Recife tem tudo, absolutamente tudo, para ser uma das mais belas cidades do país e do continente americano. Ainda resiste de pé um acervo arquitetônico belíssimo em diversos bairros, que aos poucos se transforma em ruína e se descaracteriza por intervenções sem qualquer critério ou fiscalização do Poder Público.
Além disso, o Poder Público é inerte e leniente com a organização do espaço urbano.
Por questões políticas e demagógicas deixa que calçadas, praças e ruas sejam tomadas irregular e ilicitamente por camelôs, fiteiros e barraquinhas. Por má gerência de recursos públicos faz obras malfeitas em logradouros públicos, ou, por falta de fiscalização ou vista grossa, deixa que empreiteiros licitantes realizem péssimos serviços de construção, conservação e reparos em ruas e avenidas.
O resultado disso são ruas e avenidas eternamente esburacadas e, no período de chuvas, esgotos transbordando e água retida nos logradouros, fazendo com que a cidade ande devagar ou até mesmo pare.
Fazia muito tempo que eu não andava no Centro do Recife - Avenidas Dantas Barreto e Guararapes e ruas 7 de Setembro, Imperatriz e adjacências - e fiquei I-M-P-R-E-S-S-I-O-N-A-D-A com a degradação da cidade.
A imagem que eu guardei desses espaços na minha memória é a de criança e de adolescente, em que o Centro era útil e funcional.
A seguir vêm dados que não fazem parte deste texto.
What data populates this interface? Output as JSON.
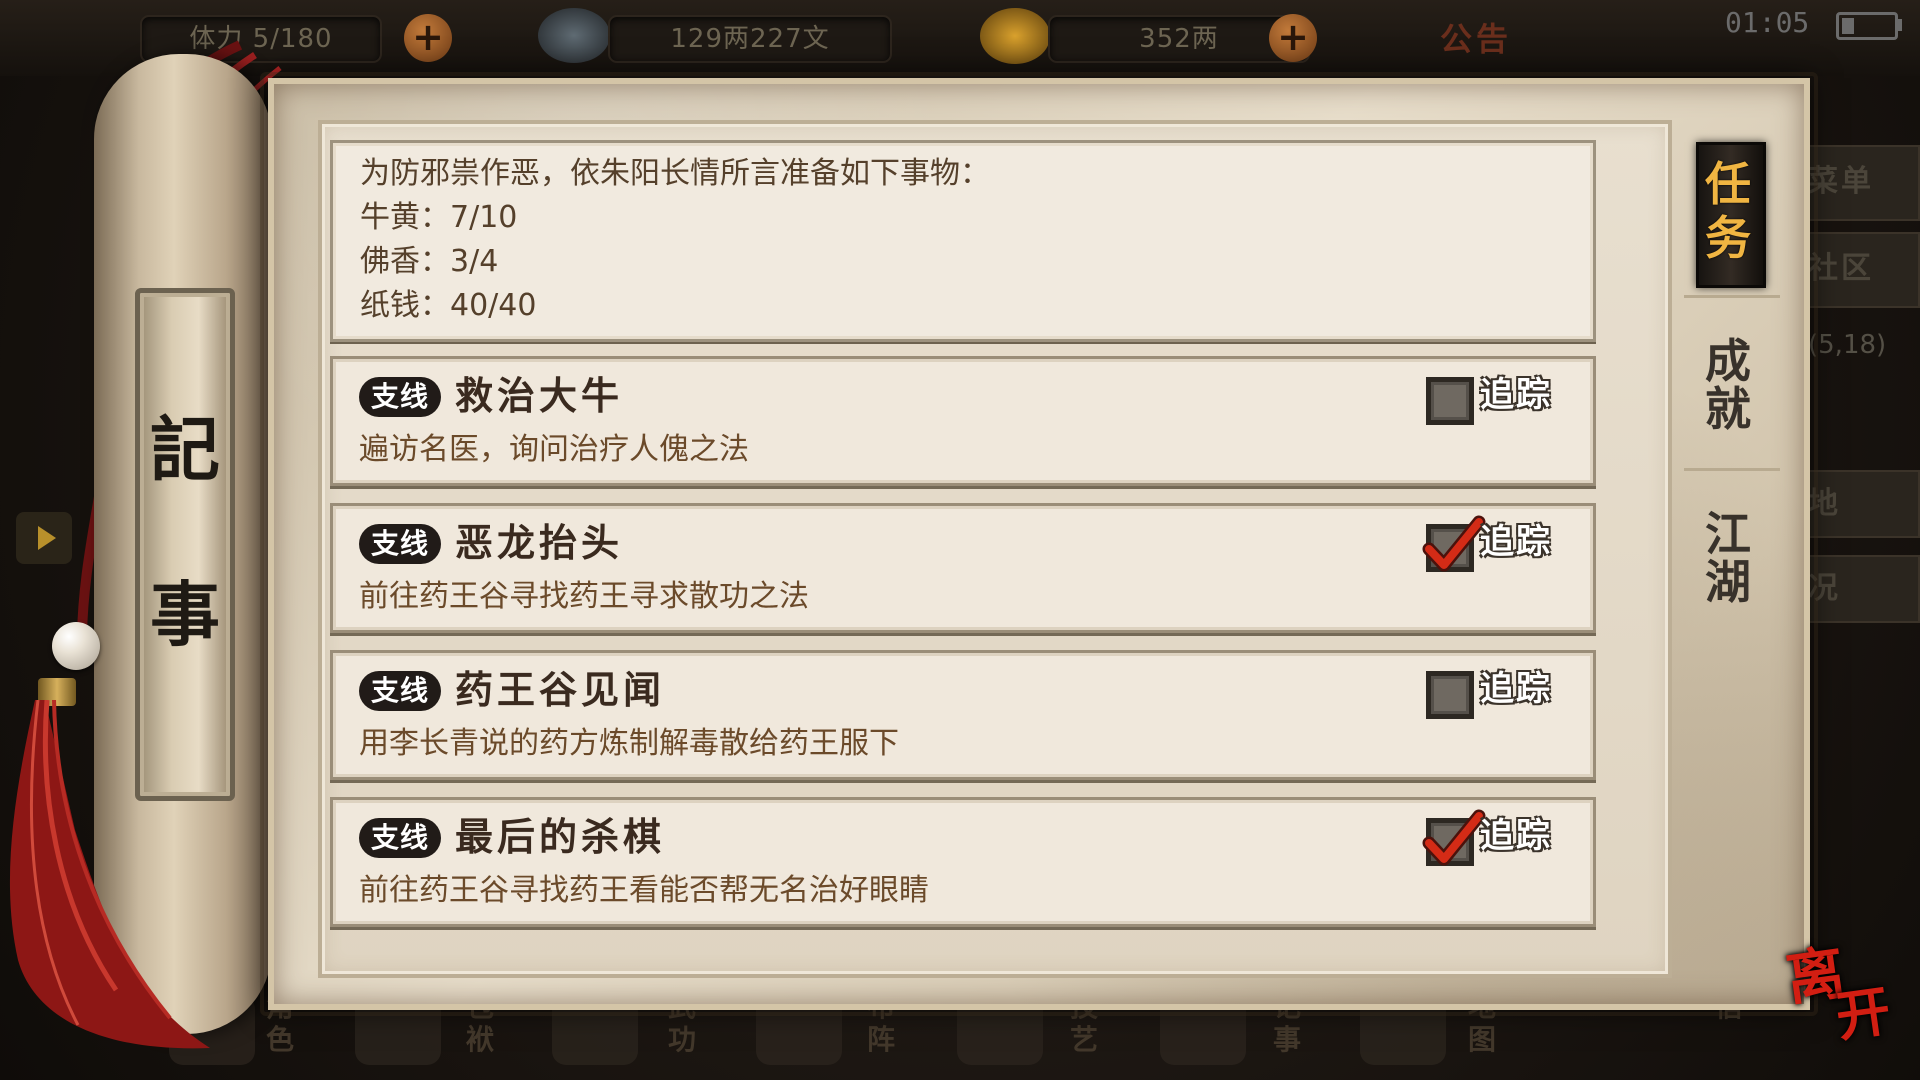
{
  "statusbar": {
    "capacity": {
      "label": "体力",
      "value": "5/180"
    },
    "silver": "129两227文",
    "gold": "352两",
    "notice": "公告",
    "time": "01:05"
  },
  "background": {
    "right_menu": [
      "菜单",
      "社区"
    ],
    "coordinate": "(5,18)",
    "right_buttons": [
      "地",
      "况"
    ]
  },
  "scroll": {
    "title_top": "記",
    "title_bottom": "事"
  },
  "task_detail": {
    "intro": "为防邪祟作恶，依朱阳长情所言准备如下事物：",
    "items": [
      {
        "text": "牛黄：7/10"
      },
      {
        "text": "佛香：3/4"
      },
      {
        "text": "纸钱：40/40"
      }
    ]
  },
  "quests": [
    {
      "badge": "支线",
      "title": "救治大牛",
      "description": "遍访名医，询问治疗人傀之法",
      "tracked": false,
      "track_label": "追踪"
    },
    {
      "badge": "支线",
      "title": "恶龙抬头",
      "description": "前往药王谷寻找药王寻求散功之法",
      "tracked": true,
      "track_label": "追踪"
    },
    {
      "badge": "支线",
      "title": "药王谷见闻",
      "description": "用李长青说的药方炼制解毒散给药王服下",
      "tracked": false,
      "track_label": "追踪"
    },
    {
      "badge": "支线",
      "title": "最后的杀棋",
      "description": "前往药王谷寻找药王看能否帮无名治好眼睛",
      "tracked": true,
      "track_label": "追踪"
    }
  ],
  "tabs": [
    {
      "top": "任",
      "bottom": "务",
      "active": true
    },
    {
      "top": "成",
      "bottom": "就",
      "active": false
    },
    {
      "top": "江",
      "bottom": "湖",
      "active": false
    }
  ],
  "bottom_menu": [
    {
      "top": "角",
      "bottom": "色"
    },
    {
      "top": "包",
      "bottom": "袱"
    },
    {
      "top": "武",
      "bottom": "功"
    },
    {
      "top": "布",
      "bottom": "阵"
    },
    {
      "top": "技",
      "bottom": "艺"
    },
    {
      "top": "记",
      "bottom": "事"
    },
    {
      "top": "地",
      "bottom": "图"
    },
    {
      "top": "信",
      "bottom": ""
    }
  ],
  "leave_button": {
    "first": "离",
    "second": "开"
  },
  "colors": {
    "paper": "#e8dfcf",
    "badge": "#211b18",
    "check": "#d42b16",
    "active_tab_text": "#f0b542",
    "leave": "#d21e12"
  },
  "icons": {
    "silver": "silver-ingot-icon",
    "gold": "gold-ingot-icon",
    "add": "plus-icon",
    "battery": "battery-icon",
    "check": "checkmark-icon"
  }
}
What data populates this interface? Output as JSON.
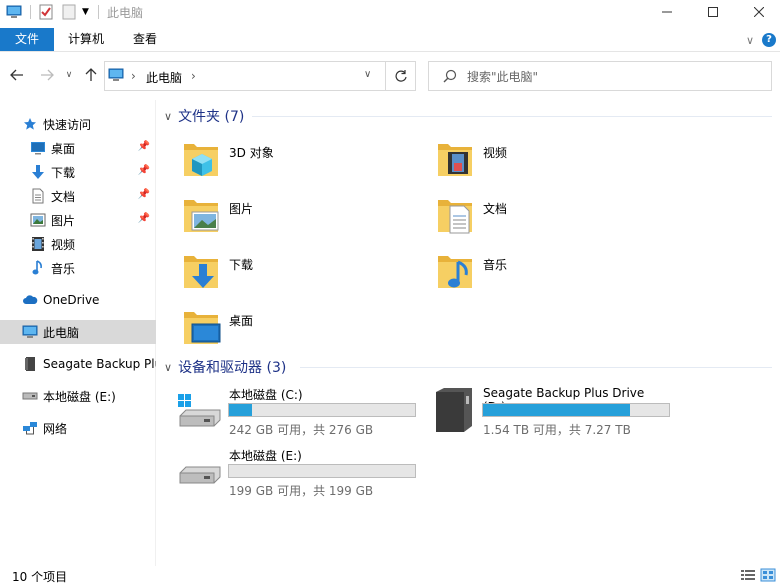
{
  "window": {
    "title": "此电脑",
    "minimize_icon": "minimize-icon",
    "maximize_icon": "maximize-icon",
    "close_icon": "close-icon"
  },
  "ribbon": {
    "tabs": [
      {
        "label": "文件",
        "active": true
      },
      {
        "label": "计算机"
      },
      {
        "label": "查看"
      }
    ],
    "help_label": "?"
  },
  "address": {
    "segments": [
      "此电脑"
    ],
    "search_placeholder": "搜索\"此电脑\""
  },
  "sidebar": {
    "quick_access": "快速访问",
    "quick_items": [
      {
        "label": "桌面",
        "icon": "desktop-icon",
        "pinned": true
      },
      {
        "label": "下载",
        "icon": "download-icon",
        "pinned": true
      },
      {
        "label": "文档",
        "icon": "document-icon",
        "pinned": true
      },
      {
        "label": "图片",
        "icon": "picture-icon",
        "pinned": true
      },
      {
        "label": "视频",
        "icon": "video-icon",
        "pinned": false
      },
      {
        "label": "音乐",
        "icon": "music-icon",
        "pinned": false
      }
    ],
    "onedrive": "OneDrive",
    "this_pc": "此电脑",
    "seagate": "Seagate Backup Plus",
    "local_disk": "本地磁盘 (E:)",
    "network": "网络"
  },
  "folders_group": {
    "title": "文件夹 (7)",
    "items": [
      {
        "label": "3D 对象",
        "icon": "3d-objects-icon"
      },
      {
        "label": "视频",
        "icon": "videos-folder-icon"
      },
      {
        "label": "图片",
        "icon": "pictures-folder-icon"
      },
      {
        "label": "文档",
        "icon": "documents-folder-icon"
      },
      {
        "label": "下载",
        "icon": "downloads-folder-icon"
      },
      {
        "label": "音乐",
        "icon": "music-folder-icon"
      },
      {
        "label": "桌面",
        "icon": "desktop-folder-icon"
      }
    ]
  },
  "drives_group": {
    "title": "设备和驱动器 (3)",
    "items": [
      {
        "label": "本地磁盘 (C:)",
        "size": "242 GB 可用，共 276 GB",
        "used_fraction": 0.123,
        "icon": "windows-drive-icon"
      },
      {
        "label": "Seagate Backup Plus Drive (D:)",
        "size": "1.54 TB 可用，共 7.27 TB",
        "used_fraction": 0.788,
        "icon": "external-drive-icon"
      },
      {
        "label": "本地磁盘 (E:)",
        "size": "199 GB 可用，共 199 GB",
        "used_fraction": 0.0,
        "icon": "local-drive-icon"
      }
    ]
  },
  "status": {
    "count": "10 个项目"
  },
  "colors": {
    "accent": "#1979ca",
    "bar_fill": "#26a0da",
    "group_title": "#1e3287",
    "selected_bg": "#d9d9d9"
  }
}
Podia-se fazer de tudo: ter acesso a lojas de nível A (sim, existiam lojas multimarcas caras no centro), B, C e D; ter acesso a horas agradáveis de cultura (as saudosas Livro 7 e Síntese); cursos de línguas para crianças e adolescentes de classe média; os melhores colégios do Recife; consultórios médicos e escritórios de advocacia; bons restaurantes (do qual o último bastião de resistência é "O Leite")...
Não estou dizendo que tudo deveria ser como era antes. Mas o espaço urbano deveria passar por transformações para evitar a sua decadência, para encontrar um re-uso constante, para reciclar a sua vitalidade comercial e residencial.
Não é possível encontrar novos espaços, não é possível se expandir porque os espaços não podem ser infinita e indefinidamente ocupados. O metro quadrado das grandes cidades torna-se, com o passar do tempo, exponencialmente caro. Então, os espaços existentes devem ser reaproveitados de forma inteligente e cíclica.
O problema não é estacionamento. Afinal, todas as grandes cidades do planeta - NY, Londres, Paris, Tóquio... - enfrentam esse problema.
O Recife é um micro cosmo em comparação a grandes urbes, megalópoles. Em tese, seria mais fácil tratar os problemas.
Por que o centro do Recife deve ser o lugar reservado a moradia dos pobres e miseráveis? Por qual motivo deve funcionar como um vergonhoso, sujo e decadente gueto? Deve ser condenado e restrito ao lugar de moradia exclusivo de pessoas de baixa renda e para o comércio barato, ou coisas de baixa qualidade ou de mercadorias alternativas?
A pauperização do centro do Recife por falta de cuidado e por abandono é absurda e é tão alarmante que a impressão que eu tenho é a de que o fenômeno é irremediável, inevitável e irrecuperável.
Nós temos entranhado em nosso modus vivendi e em nossa cultura o descaso, a insensibilidade e o desprezo pela política de prevenção e de manutenção. É mais fácil deixar tudo ruir, ficar irrecuperável, para começar do zero, do que demonstrar zelo e cuidado constante, para manter o que já existe.
A impressão é a de que o centro do Recife é um paciente idoso, decrépito, sofrendo de múltipla falência dos órgão vitais, em estágio terminal, aguardando a morte, como um indigente, cujo corpo será abandonado em qualquer lugar.
Este paciente poderia ter sido uma pessoa que envelheceu de forma saudável e com qualidade de vida, mas preferiu se entregar aos excessos e aos vícios até o corpo não mais resistir, restando minados, paulatinamente, o seu corpo e a sua mente.
Não quero saber de PT, Democratas ou de qualquer outro partido... Eu só queria que os gestores políticos fossem éticos e responsáveis e tivessem o compromisso de entregar ao seu sucessor a cidade do Recife em muito melhor estado do que quando a recebeu. Esse seria o mais precioso legado de seu mandato. Esse gestor ficaria indelevelmente marcado na história, tal e qual o Conde da Boa Vista, Presidente da Província de Pernambuco no século XIX, responsável pelo mais notável desenvolvimento do espaço público do Recife de todos os tempos.
Eu só não queria ter a sensação de andar pelo centro do Recife, sentindo nojo e vergonha.